Wholesalers such as Great Southern Seafoods and Westmore Seafoods supply restaurants and fish and chip shops with the finest seafood, so if we don’t feel like cooking ourselves, there’s no shortage of places to eat the best. Passionate seafood providers such as Far West Scallops, a family business catching and processing premium scallops from the south coast to Shark Bay, and Fremantle Octopus, which prepares the tasty tentacles in three ways for our pleasure, have helped cement Western Australia’s name as a premium source of the best the ocean can offer.

If you want to choose your own seafood for a sumptuous Easter feast, you’ll find everything you could possibly want to cook at Catalano’s Seafood – from the finest king prawns to scallops, mussels, crab and whole fish. Serve a selection on a seafood platter or in a sizzling hotpot, or showcase some of our beautiful barramundi with Asian greens or a Greek salad. To take the celebrations up a notch, treat your guests to some Western rock lobster from WA Crays. If you don’t fancy serving it whole – it can be messy – try Scott Bridger’s divine poached lobster salad.

Luscious lamb

Our love for the traditional Sunday roast comes to the fore at Easter, with friends and families coming together over a fabulous feast that has as many renditions as the cultures that cook it. With roots dating back to the first Jewish Passover more than 3000 years ago, roast lamb remains a firm favourite in the 21st century. The quality of the produce is one reason and Western Australia has many lamb champions.

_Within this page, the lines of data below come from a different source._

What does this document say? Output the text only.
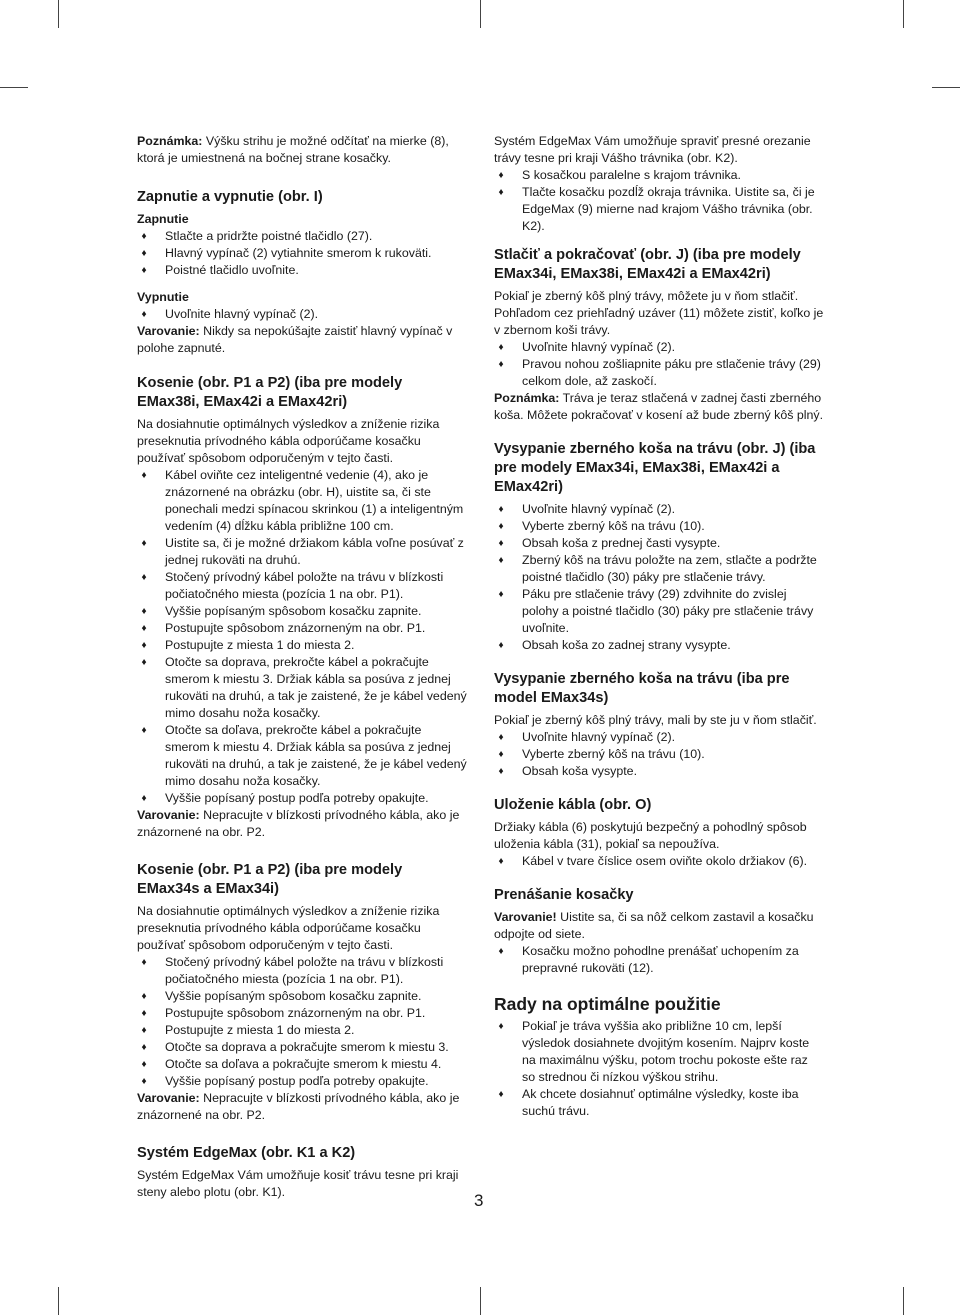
Poznámka: Výšku strihu je možné odčítať na mierke (8), ktorá je umiestnená na bočnej strane kosačky.

Zapnutie a vypnutie (obr. I)
Zapnutie
♦
Stlačte a pridržte poistné tlačidlo (27).
♦
Hlavný vypínač (2) vytiahnite smerom k rukoväti.
♦
Poistné tlačidlo uvoľnite.
Vypnutie
♦
Uvoľnite hlavný vypínač (2).

Varovanie: Nikdy sa nepokúšajte zaistiť hlavný vypínač v polohe zapnuté.

Kosenie (obr. P1 a P2) (iba pre modely EMax38i, EMax42i a EMax42ri)

Na dosiahnutie optimálnych výsledkov a zníženie rizika preseknutia prívodného kábla odporúčame kosačku používať spôsobom odporučeným v tejto časti.

♦
Kábel oviňte cez inteligentné vedenie (4), ako je znázornené na obrázku (obr. H), uistite sa, či ste ponechali medzi spínacou skrinkou (1) a inteligentným vedením (4) dĺžku kábla približne 100 cm.
♦
Uistite sa, či je možné držiakom kábla voľne posúvať z jednej rukoväti na druhú.
♦
Stočený prívodný kábel položte na trávu v blízkosti počiatočného miesta (pozícia 1 na obr. P1).
♦
Vyššie popísaným spôsobom kosačku zapnite.
♦
Postupujte spôsobom znázorneným na obr. P1.
♦
Postupujte z miesta 1 do miesta 2.
♦
Otočte sa doprava, prekročte kábel a pokračujte smerom k miestu 3. Držiak kábla sa posúva z jednej rukoväti na druhú, a tak je zaistené, že je kábel vedený mimo dosahu noža kosačky.
♦
Otočte sa doľava, prekročte kábel a pokračujte smerom k miestu 4. Držiak kábla sa posúva z jednej rukoväti na druhú, a tak je zaistené, že je kábel vedený mimo dosahu noža kosačky.
♦
Vyššie popísaný postup podľa potreby opakujte.

Varovanie: Nepracujte v blízkosti prívodného kábla, ako je znázornené na obr. P2.

Kosenie (obr. P1 a P2) (iba pre modely EMax34s a EMax34i)

Na dosiahnutie optimálnych výsledkov a zníženie rizika preseknutia prívodného kábla odporúčame kosačku používať spôsobom odporučeným v tejto časti.

♦
Stočený prívodný kábel položte na trávu v blízkosti počiatočného miesta (pozícia 1 na obr. P1).
♦
Vyššie popísaným spôsobom kosačku zapnite.
♦
Postupujte spôsobom znázorneným na obr. P1.
♦
Postupujte z miesta 1 do miesta 2.
♦
Otočte sa doprava a pokračujte smerom k miestu 3.
♦
Otočte sa doľava a pokračujte smerom k miestu 4.
♦
Vyššie popísaný postup podľa potreby opakujte.

Varovanie: Nepracujte v blízkosti prívodného kábla, ako je znázornené na obr. P2.

Systém EdgeMax (obr. K1 a K2)

Systém EdgeMax Vám umožňuje kosiť trávu tesne pri kraji steny alebo plotu (obr. K1).

Systém EdgeMax Vám umožňuje spraviť presné orezanie trávy tesne pri kraji Vášho trávnika (obr. K2).

♦
S kosačkou paralelne s krajom trávnika.
♦
Tlačte kosačku pozdĺž okraja trávnika. Uistite sa, či je EdgeMax (9) mierne nad krajom Vášho trávnika (obr. K2).
Stlačiť a pokračovať (obr. J) (iba pre modely EMax34i, EMax38i, EMax42i a EMax42ri)

Pokiaľ je zberný kôš plný trávy, môžete ju v ňom stlačiť. Pohľadom cez priehľadný uzáver (11) môžete zistiť, koľko je v zbernom koši trávy.

♦
Uvoľnite hlavný vypínač (2).
♦
Pravou nohou zošliapnite páku pre stlačenie trávy (29) celkom dole, až zaskočí.

Poznámka: Tráva je teraz stlačená v zadnej časti zberného koša. Môžete pokračovať v kosení až bude zberný kôš plný.

Vysypanie zberného koša na trávu (obr. J) (iba pre modely EMax34i, EMax38i, EMax42i a EMax42ri)
♦
Uvoľnite hlavný vypínač (2).
♦
Vyberte zberný kôš na trávu (10).
♦
Obsah koša z prednej časti vysypte.
♦
Zberný kôš na trávu položte na zem, stlačte a podržte poistné tlačidlo (30) páky pre stlačenie trávy.
♦
Páku pre stlačenie trávy (29) zdvihnite do zvislej polohy a poistné tlačidlo (30) páky pre stlačenie trávy uvoľnite.
♦
Obsah koša zo zadnej strany vysypte.
Vysypanie zberného koša na trávu (iba pre model EMax34s)

Pokiaľ je zberný kôš plný trávy, mali by ste ju v ňom stlačiť.

♦
Uvoľnite hlavný vypínač (2).
♦
Vyberte zberný kôš na trávu (10).
♦
Obsah koša vysypte.
Uloženie kábla (obr. O)

Držiaky kábla (6) poskytujú bezpečný a pohodlný spôsob uloženia kábla (31), pokiaľ sa nepoužíva.

♦
Kábel v tvare číslice osem oviňte okolo držiakov (6).
Prenášanie kosačky

Varovanie! Uistite sa, či sa nôž celkom zastavil a kosačku odpojte od siete.

♦
Kosačku možno pohodlne prenášať uchopením za prepravné rukoväti (12).
Rady na optimálne použitie
♦
Pokiaľ je tráva vyššia ako približne 10 cm, lepší výsledok dosiahnete dvojitým kosením. Najprv koste na maximálnu výšku, potom trochu pokoste ešte raz so strednou či nízkou výškou strihu.
♦
Ak chcete dosiahnuť optimálne výsledky, koste iba suchú trávu.
3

V&V Walsh‘s Amelia Park Lamb is sourced from the pristine South West, while Barbaro Butchers manage their own property near Bindoon, Mogumber Farm, to ensure the highest quality lamb. Karradale Meats also supply premium lamb to a range of local supermarkets, butchers and restaurants, and you’re just as likely to be tucking into produce from Johnson Meats when you order the succulent meat at a local café or restaurant.

Not sure how big your roast should be to feed a crowd, or whether to roast a leg with the bone in or try a pre-marinated shoulder? Talk to your friendly local butcher. Staff at the likes of M & M Princi Butchers and  Tenderwest Meats are only too happy to help you work out how to keep family and friends satisfied.

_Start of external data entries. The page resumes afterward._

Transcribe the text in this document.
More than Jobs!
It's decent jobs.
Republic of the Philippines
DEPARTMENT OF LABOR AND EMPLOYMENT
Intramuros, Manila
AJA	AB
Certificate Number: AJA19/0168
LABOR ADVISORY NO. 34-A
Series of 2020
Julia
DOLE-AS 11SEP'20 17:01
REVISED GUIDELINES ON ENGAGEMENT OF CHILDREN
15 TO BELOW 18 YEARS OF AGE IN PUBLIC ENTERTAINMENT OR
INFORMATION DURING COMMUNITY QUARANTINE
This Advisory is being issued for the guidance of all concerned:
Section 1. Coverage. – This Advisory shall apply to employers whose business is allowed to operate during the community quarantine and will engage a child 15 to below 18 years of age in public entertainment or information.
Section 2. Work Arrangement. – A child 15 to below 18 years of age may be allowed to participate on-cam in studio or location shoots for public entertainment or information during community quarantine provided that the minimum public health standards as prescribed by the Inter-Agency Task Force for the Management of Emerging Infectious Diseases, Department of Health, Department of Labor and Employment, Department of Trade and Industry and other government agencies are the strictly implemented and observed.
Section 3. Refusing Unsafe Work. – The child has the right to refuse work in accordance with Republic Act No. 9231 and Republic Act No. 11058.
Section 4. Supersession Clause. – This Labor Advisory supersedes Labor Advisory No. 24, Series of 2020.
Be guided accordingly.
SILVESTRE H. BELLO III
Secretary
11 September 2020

We don’t think you can go wrong with this traditional lamb roast from Amelia Park Lamb or Anna Gare’s spice-rubbed butterflied leg of lamb – both will make guests’ mouths water and fill their bellies with ease.

On the side

If you are feeding a crowd, don’t forget the side dishes. With seafood we usually think salads and roast lamb naturally screams vegies, but don’t be afraid to mix it up, depending on the flavours in your main dish. With so much wonderful produce in season at this time of year, there are many ways to add extras to your feast.

This potato, cheddar and rosemary bake is perfect with a roast on a cooler day, while the colourful roast vegie salad will be a hit any time. Kate Flower’s grilled potato, cucumber, mint and cos salad will go down a treat with seafood or sliced lamb, and the simple fattoush salad is a quick and easy way to add colour to the table.

Whether you’re showcasing WA produce from the land or the ocean as your hero dish, we recommend adding a slice or two of delicious bread – it is the symbol of sharing, after all. Try a traditional Polish loaf from Eco Bread, or choose from one of Loafers Artisan’s premium selection.

And, of course, don’t forget the chocolate. Happy Easter everyone!